ABA committee seeks more detailed data on law school attrition
Law schools would be required to provide more detailed information about attrition rates for admitted students under a proposed change in the reporting requirements being requested by an ABA committee.
Currently, law schools are required to disclose on their annual information reports the overall number and percentage of admitted students from each class in the previous academic year who flunked out, transferred to another school or left for non-academic reasons.
Under a resolution approved Saturday by the Section of Legal Education and Admissions to the Bar’s Standards Review Committee, law schools would be required to break those numbers down based on the admitted students’ LSAT scores and undergraduate grade-point averages.
The committee says more detailed data reporting is necessary to promote greater transparency and provide greater consumer protection for law school applicants. It would also assist the Accreditation Committee and the section’s governing council in assessing whether a school is operating in compliance with the accreditation standards.
Committee member Peter Joy, who drafted the proposed resolution, said the way attrition data is currently reported, while accurate, can be misleading, particularly to an applicant with weak academic credentials, who may not realize that the academic attrition rate for similarly situated students may be much higher than the school’s reported rate overall.
“The way attrition is now reported is not fully informing the applicant … and distorts reality,” said Joy, a professor and director of the criminal justice clinic at Washington University School of Law.

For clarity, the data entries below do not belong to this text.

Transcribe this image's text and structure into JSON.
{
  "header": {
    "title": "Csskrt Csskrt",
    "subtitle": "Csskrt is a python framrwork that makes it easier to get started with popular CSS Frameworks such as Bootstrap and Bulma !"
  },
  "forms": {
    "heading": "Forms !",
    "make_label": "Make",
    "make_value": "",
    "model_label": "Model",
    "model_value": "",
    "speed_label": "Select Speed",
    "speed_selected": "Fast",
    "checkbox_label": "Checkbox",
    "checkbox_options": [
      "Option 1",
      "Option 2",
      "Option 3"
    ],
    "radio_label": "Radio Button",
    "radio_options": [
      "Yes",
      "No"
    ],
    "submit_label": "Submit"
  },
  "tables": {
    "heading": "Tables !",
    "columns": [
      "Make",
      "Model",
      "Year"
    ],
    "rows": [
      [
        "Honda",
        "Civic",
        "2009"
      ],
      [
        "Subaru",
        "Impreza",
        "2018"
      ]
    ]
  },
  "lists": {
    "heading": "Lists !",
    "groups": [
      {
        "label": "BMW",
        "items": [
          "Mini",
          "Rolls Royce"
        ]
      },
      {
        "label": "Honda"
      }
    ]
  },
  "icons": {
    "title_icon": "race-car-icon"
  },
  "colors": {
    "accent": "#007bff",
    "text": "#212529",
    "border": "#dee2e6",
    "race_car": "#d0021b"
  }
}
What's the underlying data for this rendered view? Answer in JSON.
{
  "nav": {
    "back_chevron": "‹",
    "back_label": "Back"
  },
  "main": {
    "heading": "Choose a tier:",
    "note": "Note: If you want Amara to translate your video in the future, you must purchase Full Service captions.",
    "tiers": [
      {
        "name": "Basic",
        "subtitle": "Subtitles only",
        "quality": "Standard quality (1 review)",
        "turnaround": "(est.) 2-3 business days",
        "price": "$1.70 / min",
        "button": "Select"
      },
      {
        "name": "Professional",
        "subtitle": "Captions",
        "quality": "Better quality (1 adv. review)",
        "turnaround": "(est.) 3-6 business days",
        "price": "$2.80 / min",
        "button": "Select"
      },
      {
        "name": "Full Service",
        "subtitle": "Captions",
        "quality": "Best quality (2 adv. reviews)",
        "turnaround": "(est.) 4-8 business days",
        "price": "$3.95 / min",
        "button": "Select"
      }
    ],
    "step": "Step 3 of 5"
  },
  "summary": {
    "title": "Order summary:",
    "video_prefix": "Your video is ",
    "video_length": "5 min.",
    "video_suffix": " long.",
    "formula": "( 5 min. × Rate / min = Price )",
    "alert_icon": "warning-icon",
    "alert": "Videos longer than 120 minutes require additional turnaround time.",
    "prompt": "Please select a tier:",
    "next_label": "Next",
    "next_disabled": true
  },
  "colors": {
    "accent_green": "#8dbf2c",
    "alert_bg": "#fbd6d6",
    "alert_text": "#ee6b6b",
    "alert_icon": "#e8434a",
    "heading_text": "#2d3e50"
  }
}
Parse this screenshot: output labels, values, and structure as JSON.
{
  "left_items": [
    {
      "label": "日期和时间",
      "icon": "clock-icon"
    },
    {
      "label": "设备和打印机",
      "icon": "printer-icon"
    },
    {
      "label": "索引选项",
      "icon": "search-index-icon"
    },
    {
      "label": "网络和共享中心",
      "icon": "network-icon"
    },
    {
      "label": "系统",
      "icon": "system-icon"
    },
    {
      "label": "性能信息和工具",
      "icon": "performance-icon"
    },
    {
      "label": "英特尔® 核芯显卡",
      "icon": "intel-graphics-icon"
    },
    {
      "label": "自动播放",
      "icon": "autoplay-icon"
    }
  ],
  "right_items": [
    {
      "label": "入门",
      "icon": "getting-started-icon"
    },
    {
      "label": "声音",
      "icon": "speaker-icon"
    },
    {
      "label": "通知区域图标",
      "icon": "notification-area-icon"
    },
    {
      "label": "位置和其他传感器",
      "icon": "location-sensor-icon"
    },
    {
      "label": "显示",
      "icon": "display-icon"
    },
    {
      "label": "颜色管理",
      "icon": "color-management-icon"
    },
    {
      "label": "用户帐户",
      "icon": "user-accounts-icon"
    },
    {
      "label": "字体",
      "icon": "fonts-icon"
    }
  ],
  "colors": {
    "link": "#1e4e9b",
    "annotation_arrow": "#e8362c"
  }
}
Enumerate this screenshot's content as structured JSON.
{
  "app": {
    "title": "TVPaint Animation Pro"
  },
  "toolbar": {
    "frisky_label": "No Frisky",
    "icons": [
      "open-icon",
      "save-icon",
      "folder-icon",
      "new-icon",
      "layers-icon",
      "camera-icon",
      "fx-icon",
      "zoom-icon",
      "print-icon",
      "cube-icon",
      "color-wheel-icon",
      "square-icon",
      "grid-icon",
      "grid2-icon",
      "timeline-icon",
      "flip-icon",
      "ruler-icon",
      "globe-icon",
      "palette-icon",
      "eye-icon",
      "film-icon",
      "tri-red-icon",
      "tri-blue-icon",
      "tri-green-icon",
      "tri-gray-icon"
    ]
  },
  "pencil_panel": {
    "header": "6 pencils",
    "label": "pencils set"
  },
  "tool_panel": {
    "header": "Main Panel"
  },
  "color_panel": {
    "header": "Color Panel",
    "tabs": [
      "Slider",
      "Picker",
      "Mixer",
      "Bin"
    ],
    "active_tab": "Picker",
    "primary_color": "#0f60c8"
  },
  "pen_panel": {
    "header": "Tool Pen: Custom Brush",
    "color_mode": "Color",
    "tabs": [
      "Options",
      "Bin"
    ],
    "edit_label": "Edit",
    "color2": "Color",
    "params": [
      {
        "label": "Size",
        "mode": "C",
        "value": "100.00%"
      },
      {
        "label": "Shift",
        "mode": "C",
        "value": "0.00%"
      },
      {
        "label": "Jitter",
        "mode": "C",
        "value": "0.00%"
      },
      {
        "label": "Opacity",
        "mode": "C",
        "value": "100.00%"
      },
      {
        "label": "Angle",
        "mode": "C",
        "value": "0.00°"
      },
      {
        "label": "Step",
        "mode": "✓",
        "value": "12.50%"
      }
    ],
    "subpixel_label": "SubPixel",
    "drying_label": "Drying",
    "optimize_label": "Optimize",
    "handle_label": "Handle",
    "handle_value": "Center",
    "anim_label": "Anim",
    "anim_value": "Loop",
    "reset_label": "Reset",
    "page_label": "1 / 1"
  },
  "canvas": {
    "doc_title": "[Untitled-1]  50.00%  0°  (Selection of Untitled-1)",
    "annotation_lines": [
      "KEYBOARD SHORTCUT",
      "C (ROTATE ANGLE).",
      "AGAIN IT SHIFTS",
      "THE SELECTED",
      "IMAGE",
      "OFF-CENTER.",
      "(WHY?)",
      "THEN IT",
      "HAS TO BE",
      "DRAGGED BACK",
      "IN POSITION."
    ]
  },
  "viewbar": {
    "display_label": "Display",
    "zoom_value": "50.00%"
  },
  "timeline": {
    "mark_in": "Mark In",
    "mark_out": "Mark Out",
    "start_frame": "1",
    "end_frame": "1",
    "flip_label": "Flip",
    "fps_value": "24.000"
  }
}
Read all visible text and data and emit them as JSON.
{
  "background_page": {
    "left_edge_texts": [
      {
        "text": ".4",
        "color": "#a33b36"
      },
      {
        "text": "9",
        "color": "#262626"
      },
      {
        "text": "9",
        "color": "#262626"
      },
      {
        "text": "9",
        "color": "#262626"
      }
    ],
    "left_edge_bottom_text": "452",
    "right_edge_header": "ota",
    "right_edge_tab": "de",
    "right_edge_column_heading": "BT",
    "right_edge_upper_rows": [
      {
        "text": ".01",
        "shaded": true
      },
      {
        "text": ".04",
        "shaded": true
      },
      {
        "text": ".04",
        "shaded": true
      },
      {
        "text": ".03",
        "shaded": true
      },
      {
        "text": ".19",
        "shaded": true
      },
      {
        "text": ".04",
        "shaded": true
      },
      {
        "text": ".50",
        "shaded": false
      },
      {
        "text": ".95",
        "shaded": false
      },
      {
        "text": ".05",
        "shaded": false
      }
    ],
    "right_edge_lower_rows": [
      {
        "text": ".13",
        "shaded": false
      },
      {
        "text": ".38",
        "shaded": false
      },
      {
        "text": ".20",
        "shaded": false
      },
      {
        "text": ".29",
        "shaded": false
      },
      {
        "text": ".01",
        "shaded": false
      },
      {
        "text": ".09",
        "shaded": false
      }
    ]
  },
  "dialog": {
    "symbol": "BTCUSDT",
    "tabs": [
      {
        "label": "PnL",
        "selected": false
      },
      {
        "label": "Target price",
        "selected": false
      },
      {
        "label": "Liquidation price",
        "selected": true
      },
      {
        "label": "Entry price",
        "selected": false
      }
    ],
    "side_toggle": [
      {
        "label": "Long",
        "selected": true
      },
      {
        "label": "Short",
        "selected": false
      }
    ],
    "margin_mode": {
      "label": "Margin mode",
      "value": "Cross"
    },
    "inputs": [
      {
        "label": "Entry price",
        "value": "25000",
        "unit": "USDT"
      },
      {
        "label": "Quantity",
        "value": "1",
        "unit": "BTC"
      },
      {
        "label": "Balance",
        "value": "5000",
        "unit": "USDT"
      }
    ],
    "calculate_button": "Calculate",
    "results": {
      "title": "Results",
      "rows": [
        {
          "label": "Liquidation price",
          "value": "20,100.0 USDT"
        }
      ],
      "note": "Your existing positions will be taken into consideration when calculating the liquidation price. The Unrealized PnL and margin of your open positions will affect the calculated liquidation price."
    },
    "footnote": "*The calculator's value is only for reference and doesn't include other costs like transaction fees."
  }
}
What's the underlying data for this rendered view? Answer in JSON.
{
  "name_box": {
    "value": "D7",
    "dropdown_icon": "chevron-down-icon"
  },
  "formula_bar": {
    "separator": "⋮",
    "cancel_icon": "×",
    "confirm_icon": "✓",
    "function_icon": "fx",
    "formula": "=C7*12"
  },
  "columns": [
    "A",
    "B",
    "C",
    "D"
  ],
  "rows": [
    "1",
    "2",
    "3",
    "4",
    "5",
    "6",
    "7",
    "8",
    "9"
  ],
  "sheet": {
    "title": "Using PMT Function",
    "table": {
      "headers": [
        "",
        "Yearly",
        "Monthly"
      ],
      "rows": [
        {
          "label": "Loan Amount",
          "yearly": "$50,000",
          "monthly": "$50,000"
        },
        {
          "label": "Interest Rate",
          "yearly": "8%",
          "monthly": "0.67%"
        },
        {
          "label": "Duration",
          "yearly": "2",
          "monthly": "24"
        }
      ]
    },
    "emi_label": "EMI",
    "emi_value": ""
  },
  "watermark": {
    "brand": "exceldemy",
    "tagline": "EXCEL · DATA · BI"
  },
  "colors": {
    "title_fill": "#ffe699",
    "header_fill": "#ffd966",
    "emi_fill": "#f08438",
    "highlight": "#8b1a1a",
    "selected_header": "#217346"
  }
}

Moreover, the current annual questionnaire instructs schools not to count as having flunked out a student who is on track to fail who voluntarily withdraws, Joy said, raising the possibility that a school might counsel a failing student to drop out in order to reduce the attrition rate it reports.
The resolution, which passed unanimously with little discussion or debate, asks the council to direct the section’s Data Policy & Collection Committee to require the more detailed data reporting it recommends and to consider whether schools should also be instructed to change the way they account for failing students who drop out prior to being dismissed.
The committee, which met Friday and Saturday in Washington, D.C., devoted a good deal of its time hearing from a variety of invited speakers in what Committee Chair Scott Pagel referred to as “informational sessions” on two matters the council had asked it to take up. One is a provision in the standards requiring law schools to “demonstrate by concrete action a commitment to diversity and inclusion” in student admissions, faculty and staff, which refers specifically to “gender, race and ethnicity,” but which several groups, including the ABA Commission on Disability Rights, want to expand to include disability, sexual orientation and gender identify.
The other is a provision in the standards prohibiting a law school from granting academic credit to a student for participating in a field placement program for which the student receives compensation. The ABA Law Student Division wants to lift the ban so that debt-saddled students will have more opportunities for paid work. But others, including the Clinical Legal Education Association, contend that the ban is necessary to ensure that the educational purposes of the placement remain paramount.
The committee also agreed to hold another informational session at its next meeting in May on the current bar pass standard, which it had tried but failed to improve upon after several aborted attempts during its comprehensive review of the standards.
Pagel, a professor and director of the law library at George Washington University Law School, said the newly reconstituted committee, which has since added several new members, plans to go back to square one.
“We want to start fresh with a clean slate,” he said.